Mas, nessa tempestade de partilha P2P, as novidades prosperavam na música. Bandas como Foals, Hadouken!, Little Man Tate, Bombay Bicycle Club, Klaxons, Bromheads Jacket, Maximo Park, Futureheads, Cooper Temple Clause, Forward Russia, ou The Sunshine Underground eram nomes fáceis no fórum “Dancing Jesus”. E Arctic Monkeys também, é claro.

O nu rave veio e foi-se, certos artistas da música eletrónica (Burial, Aphex Twin, Four Tet) tiveram o hype movido pelo público e havia também uma preferência nítida pela música indie americana de carácter mais experimental; bandas consagradas como Neutral Milk Hotel ou Modest Mouse eram temas constantes de discussões e análises. Compilações de final de ano feitas pelos fãs tornaram-se um ritual e, vou confessar aqui, a primeira experiência que tive com Burial foi a música “Archangel”, “ensanduichada” de maneira bastante nobre entre “The Photos on My Wall”, dos Good Shoes, e uma faixa há muito esquecida dos Towers of London, numa mixtape não-oficial do “Dancing Jesus”. Mas ainda era uma coisa de nicho — durante todos os anos em que permaneceu em actividade, a quantidade de utilizadores do site jamais ultrapassou os 12 mil.

“Tornou-se uma coisa popular, mas eu ainda era totalmente contra a ideia de ganhar dinheiro com ele”, assegura Kane. “Não tinha vontade de ganhar dinheiro com o site e sabia que isso só me traria problemas. Por isso, não colocava publicidade e pagava tudo do meu bolso. O meu prazer era ver a comunidade crescer. As pessoas estavam a partilhar músicas entre si, a partilhar recomendações — a alimentar amizades online, basicamente. E tenho as minhas suspeitas de que alguns relacionamentos começaram lá”.

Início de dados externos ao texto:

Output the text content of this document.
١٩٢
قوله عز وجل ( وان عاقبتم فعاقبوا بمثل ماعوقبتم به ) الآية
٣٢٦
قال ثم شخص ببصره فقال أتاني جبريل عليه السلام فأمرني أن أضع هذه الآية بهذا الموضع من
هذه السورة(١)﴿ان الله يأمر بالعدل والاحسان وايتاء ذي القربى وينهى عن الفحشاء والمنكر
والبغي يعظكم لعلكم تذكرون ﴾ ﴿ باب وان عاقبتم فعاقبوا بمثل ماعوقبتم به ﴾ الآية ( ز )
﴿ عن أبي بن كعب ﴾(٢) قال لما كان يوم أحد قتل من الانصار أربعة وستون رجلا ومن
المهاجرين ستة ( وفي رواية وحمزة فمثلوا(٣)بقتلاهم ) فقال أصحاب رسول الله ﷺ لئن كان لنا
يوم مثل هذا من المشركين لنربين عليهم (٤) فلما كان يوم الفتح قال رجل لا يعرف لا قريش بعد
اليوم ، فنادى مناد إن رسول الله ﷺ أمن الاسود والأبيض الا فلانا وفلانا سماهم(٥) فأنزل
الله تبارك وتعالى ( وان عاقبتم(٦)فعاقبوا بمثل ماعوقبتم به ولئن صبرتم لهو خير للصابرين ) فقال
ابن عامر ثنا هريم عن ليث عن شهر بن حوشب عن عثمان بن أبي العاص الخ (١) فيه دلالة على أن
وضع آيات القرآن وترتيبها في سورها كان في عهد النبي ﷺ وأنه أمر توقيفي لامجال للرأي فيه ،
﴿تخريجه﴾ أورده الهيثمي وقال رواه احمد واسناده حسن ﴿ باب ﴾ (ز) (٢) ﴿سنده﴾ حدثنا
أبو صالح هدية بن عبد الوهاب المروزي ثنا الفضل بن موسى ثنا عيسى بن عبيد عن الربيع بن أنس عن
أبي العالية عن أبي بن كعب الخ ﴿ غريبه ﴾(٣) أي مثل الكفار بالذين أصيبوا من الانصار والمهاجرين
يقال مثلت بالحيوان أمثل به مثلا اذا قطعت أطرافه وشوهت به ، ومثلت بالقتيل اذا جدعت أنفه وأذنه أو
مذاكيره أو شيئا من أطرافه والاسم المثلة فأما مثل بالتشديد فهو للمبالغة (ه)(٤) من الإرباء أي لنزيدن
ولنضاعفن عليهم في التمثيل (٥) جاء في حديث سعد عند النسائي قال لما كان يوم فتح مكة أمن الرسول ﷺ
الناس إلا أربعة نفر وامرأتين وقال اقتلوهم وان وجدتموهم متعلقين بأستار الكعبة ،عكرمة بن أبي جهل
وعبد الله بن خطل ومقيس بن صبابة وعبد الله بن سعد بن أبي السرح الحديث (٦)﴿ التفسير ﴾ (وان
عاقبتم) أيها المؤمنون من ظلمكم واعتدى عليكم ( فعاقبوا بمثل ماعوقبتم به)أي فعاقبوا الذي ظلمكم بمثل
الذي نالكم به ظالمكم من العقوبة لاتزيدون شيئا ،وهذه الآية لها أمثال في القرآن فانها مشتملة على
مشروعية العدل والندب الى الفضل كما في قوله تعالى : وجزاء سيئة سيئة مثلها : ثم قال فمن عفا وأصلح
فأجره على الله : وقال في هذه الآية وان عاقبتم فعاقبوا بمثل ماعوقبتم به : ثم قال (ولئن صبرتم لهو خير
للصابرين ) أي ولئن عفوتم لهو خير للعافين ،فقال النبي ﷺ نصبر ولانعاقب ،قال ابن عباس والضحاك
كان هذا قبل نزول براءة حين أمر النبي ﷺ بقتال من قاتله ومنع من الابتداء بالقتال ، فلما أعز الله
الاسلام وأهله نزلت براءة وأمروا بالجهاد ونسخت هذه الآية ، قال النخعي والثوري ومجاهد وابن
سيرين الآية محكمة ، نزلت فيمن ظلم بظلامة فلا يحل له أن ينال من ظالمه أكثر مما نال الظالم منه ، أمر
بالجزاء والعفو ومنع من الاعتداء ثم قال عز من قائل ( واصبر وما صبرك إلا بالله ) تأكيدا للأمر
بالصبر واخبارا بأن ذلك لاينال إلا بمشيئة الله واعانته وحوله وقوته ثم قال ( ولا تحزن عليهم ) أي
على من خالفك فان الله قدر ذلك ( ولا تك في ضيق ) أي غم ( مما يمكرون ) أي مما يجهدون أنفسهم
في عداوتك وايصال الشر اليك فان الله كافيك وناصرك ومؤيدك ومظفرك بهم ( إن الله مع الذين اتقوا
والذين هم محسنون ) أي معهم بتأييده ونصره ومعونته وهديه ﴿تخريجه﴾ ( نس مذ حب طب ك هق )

Com os admins e moderadores a assumirem o pouco trabalho que havia para fazer, Kane passou a prestar cada vez menos atenção à pequena mas fervorosa comunidade que criara. As coisas estavam a mudar na vida real e ele concentrou-se nos estudos na universidade. Foi atrás de mais trabalhos como designer de sites, viajou para Londres após ser abordado para a função de produtor digital pelo NME.com. Ouvia os seus amigos falarem sobre o “Dancing Jesus”, mas nunca mencionava o facto de estar envolvido.

Contudo, talvez ingenuamente, não fez qualquer esforço para proteger a sua verdadeira identidade na internet. “Se as pessoas quisessem saber quem eu era, conseguiam descobrir, e descobriram. Os utilizadores encontravam o meu Myspace e postavam fotos minhas no fórum – isso não me incomodava. Mas nunca tomei precauções para me esconder da polícia, porque nunca acreditei que houvesse realmente algum perigo”.

Kane Robinson não se via como um criminoso cibernético. Não fazia parte de nenhuma trupe obscura que trocava links através de serviços de mensagens encriptadas, não coleccionava leaks directos das fábricas de CDs e tão pouco enviava carregamentos de cópias piratas por navio para a China. Nunca ouvira falar da cena warez e não era utilizador da darknet. Era só um fã de indie razoavelmente por dentro das novas tecnologias, com um pequeno fórum, que lidava um bocadinho com partilha de arquivos. Quem é que nunca o tinha feito?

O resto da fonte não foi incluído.